着物文化を未来に伝える新教育プログラム『和装家アカデミー』が始動
日本和装ホールディングス株式会社が、2026年夏に新たな学びの場として『和装家アカデミー』と『きもの一灯塾』を開講します。このプログラムは、ただの着付け教室を超え、着物を美しく装い、人生をより楽しむことを目指す“和装家”の育成を目的としています。
近年、日本の伝統文化への興味が国内外で増加している中、日常的に着物を楽しむ場は限られています。そこで、日本和装は多くの人々に“着る喜び”を伝えるために、これまで無料の着付け教室を開催してきました。しかし、今の時代に求められているのは、単に着るだけでなく、「自分らしく装う」「人に伝えたい」「文化を未来へつなげる」という、新しい価値観です。
『和装家アカデミー』では、現代のライフスタイルに合わせた“15分で着られる超着付け”を基礎からしっかり学びます。着物や帯、小物のコーディネートから、季節に応じた装い、さらには所作やマナーに至るまで、体系的に学べるプログラムです。修了生には「和装家®️認定」の証が与えられ、次のステップへ進む道を開きます。
一方で、『きもの一灯塾』は、より高度な技術を学びたい方を対象とした上級プログラムです。ここでは、超着付けの応用や実践に加え、日本文化や美意識、所作、人との関わり方も掘り下げていきます。やがて、参加者は“きものの魅力を伝えられる人”として育っていくことを目指します。
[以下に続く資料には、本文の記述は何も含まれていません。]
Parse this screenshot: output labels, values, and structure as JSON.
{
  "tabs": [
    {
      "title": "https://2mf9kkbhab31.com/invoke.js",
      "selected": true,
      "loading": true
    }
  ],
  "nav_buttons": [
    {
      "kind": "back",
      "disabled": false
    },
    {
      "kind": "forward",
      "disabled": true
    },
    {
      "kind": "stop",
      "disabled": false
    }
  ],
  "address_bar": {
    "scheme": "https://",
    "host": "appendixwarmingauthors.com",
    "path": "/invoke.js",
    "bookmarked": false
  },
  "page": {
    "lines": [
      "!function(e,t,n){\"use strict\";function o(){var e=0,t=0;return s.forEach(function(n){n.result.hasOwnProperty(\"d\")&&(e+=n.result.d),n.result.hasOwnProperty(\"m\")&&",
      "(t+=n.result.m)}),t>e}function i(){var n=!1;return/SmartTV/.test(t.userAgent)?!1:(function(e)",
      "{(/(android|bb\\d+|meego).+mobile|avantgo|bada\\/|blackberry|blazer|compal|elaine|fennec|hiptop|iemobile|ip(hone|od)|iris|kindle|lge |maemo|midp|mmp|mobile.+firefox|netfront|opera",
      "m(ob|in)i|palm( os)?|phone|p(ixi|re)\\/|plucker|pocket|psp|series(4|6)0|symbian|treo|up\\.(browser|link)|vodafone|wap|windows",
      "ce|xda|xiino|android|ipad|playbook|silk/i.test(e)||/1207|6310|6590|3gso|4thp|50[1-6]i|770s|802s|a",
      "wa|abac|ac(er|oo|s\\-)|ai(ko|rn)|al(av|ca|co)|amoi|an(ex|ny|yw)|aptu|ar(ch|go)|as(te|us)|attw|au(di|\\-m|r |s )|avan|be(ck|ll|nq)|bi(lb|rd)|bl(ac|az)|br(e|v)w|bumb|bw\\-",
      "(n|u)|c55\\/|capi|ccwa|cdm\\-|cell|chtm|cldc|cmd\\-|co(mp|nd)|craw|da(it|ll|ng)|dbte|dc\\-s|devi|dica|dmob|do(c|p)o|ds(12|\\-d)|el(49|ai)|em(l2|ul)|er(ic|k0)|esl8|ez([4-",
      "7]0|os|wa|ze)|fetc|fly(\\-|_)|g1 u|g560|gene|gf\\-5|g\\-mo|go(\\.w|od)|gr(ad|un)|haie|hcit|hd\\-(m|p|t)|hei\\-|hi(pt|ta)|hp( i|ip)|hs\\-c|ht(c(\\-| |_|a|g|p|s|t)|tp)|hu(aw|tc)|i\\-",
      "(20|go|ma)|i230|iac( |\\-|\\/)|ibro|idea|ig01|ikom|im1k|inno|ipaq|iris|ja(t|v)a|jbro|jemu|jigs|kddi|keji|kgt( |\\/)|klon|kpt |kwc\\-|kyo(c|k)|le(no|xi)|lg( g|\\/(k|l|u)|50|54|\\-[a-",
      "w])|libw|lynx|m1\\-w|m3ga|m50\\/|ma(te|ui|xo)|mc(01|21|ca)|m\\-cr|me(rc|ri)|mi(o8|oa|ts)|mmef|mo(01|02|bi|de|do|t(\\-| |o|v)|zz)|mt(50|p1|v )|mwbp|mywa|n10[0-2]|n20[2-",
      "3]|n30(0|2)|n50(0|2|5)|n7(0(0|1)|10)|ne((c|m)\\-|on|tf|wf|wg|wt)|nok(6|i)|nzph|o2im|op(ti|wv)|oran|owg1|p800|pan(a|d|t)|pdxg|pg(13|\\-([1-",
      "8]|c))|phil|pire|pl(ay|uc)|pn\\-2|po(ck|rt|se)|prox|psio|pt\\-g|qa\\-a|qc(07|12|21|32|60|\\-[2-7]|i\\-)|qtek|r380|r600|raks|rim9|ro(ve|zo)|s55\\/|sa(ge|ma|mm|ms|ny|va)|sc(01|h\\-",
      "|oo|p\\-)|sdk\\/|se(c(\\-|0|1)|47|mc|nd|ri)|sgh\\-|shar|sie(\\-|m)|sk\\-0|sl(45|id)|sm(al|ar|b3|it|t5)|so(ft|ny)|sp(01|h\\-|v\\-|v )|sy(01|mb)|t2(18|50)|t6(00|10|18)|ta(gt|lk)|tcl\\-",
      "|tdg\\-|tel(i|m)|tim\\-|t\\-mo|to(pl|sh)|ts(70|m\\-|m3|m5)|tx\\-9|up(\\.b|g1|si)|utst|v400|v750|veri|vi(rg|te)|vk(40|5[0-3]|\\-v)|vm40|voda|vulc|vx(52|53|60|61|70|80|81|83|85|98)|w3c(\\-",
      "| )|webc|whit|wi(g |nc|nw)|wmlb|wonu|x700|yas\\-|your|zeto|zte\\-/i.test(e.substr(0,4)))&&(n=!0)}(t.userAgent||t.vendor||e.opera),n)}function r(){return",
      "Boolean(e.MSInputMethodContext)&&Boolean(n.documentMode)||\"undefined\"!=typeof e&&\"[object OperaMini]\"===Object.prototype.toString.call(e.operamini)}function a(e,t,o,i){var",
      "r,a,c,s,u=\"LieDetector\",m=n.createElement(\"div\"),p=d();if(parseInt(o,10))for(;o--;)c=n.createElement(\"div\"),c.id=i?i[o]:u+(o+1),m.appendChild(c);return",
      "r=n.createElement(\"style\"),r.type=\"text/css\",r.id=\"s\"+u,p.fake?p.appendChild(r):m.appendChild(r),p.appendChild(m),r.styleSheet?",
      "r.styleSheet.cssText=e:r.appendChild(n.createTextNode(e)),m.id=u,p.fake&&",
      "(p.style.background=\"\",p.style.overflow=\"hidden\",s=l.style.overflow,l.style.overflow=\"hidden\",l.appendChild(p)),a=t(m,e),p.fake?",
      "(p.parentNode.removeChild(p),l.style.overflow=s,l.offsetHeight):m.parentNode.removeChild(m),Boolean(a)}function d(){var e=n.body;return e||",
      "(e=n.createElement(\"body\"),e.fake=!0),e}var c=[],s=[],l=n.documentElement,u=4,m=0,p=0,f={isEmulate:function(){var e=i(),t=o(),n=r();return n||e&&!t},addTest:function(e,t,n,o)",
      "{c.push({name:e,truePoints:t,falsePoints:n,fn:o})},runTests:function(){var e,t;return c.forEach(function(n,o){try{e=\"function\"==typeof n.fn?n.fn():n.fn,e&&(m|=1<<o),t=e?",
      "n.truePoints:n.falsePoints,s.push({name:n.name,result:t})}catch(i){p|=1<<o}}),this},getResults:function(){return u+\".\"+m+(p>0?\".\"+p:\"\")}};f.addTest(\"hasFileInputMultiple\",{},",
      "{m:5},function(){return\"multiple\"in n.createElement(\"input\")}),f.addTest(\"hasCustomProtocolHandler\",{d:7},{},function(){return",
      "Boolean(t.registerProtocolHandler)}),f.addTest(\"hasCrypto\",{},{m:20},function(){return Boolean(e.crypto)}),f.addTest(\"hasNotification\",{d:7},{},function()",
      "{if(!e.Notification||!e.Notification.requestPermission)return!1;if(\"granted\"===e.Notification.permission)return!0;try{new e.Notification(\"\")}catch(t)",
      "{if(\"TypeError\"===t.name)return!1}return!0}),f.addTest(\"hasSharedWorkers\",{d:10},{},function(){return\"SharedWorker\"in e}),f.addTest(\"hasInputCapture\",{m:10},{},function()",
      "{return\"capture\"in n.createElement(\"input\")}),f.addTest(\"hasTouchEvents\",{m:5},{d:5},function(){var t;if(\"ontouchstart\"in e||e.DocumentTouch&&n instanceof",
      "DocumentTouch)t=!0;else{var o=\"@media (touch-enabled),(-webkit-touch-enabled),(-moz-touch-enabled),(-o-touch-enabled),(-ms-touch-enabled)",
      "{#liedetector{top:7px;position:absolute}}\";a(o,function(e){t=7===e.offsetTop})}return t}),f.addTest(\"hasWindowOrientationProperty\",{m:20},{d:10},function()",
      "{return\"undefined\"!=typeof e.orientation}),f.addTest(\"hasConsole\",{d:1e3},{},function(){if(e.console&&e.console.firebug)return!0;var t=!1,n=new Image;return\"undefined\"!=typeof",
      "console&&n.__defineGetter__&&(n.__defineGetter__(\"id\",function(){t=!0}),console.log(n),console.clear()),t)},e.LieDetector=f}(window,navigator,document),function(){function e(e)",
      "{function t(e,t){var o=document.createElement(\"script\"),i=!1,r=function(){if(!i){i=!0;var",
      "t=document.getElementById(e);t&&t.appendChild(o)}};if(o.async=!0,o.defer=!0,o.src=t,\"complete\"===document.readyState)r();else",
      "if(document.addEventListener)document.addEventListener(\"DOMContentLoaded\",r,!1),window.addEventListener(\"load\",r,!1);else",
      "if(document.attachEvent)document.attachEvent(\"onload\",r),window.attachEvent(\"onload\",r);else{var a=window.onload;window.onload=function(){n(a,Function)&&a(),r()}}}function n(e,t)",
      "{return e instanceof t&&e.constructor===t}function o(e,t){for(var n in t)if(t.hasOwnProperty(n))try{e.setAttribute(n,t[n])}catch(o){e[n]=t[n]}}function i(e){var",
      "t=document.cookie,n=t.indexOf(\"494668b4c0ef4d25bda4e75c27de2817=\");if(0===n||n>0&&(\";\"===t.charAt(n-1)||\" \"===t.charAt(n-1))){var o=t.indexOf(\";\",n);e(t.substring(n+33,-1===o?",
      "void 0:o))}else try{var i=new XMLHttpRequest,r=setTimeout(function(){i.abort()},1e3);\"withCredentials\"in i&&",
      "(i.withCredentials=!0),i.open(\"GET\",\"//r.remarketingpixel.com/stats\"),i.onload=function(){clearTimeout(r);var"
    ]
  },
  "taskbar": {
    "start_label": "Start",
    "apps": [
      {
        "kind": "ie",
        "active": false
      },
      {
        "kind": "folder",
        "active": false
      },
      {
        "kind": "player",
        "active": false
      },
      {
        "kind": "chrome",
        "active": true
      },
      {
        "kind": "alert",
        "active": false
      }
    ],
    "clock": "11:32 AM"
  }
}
『一灯照隅』という言葉が表すように、“一人ひとりが自分の場所を照らすことで、世の中全体を明るくする”という理念が『きもの一灯塾』には込められています。参加者が着物を通して人生を豊かにし、その魅力を周りの人々へと伝えていくことにより、文化の光を未来へとつないでいく存在になってほしいという願いがあります。
和装家®️とは
『和装家®️』とは、自分で着物が着られる人たちを指す総称です。これは、単に着ることを越えて、着物を美しく身にまとい、その魅力を次世代に伝え、日本文化を未来に残していくことを意識した人々です。和装家®️には以下の三つの条項があります。
1. 自分できものが着られること。
2. きものを世界遺産にすることに賛同すること。
3. きもの愛好家であること。
現在、5,354名が和装家®️として登録され、そのネットワークは日本国内外に広がっています。プログラムは東京や名古屋を皮切りに、上質な空間で徐々に展開される予定です。
今後も日本和装は、「WEAR JAPAN WITH PRIDE ― 日本をまとい、世界へ。」というコンセプトのもと、着物を通じて人と文化、産地、未来を結ぶ活動を続けていきます。着物を“着る人”から“伝える人”へと、新しい時代の『和装家®️』がこの夏、動き出します。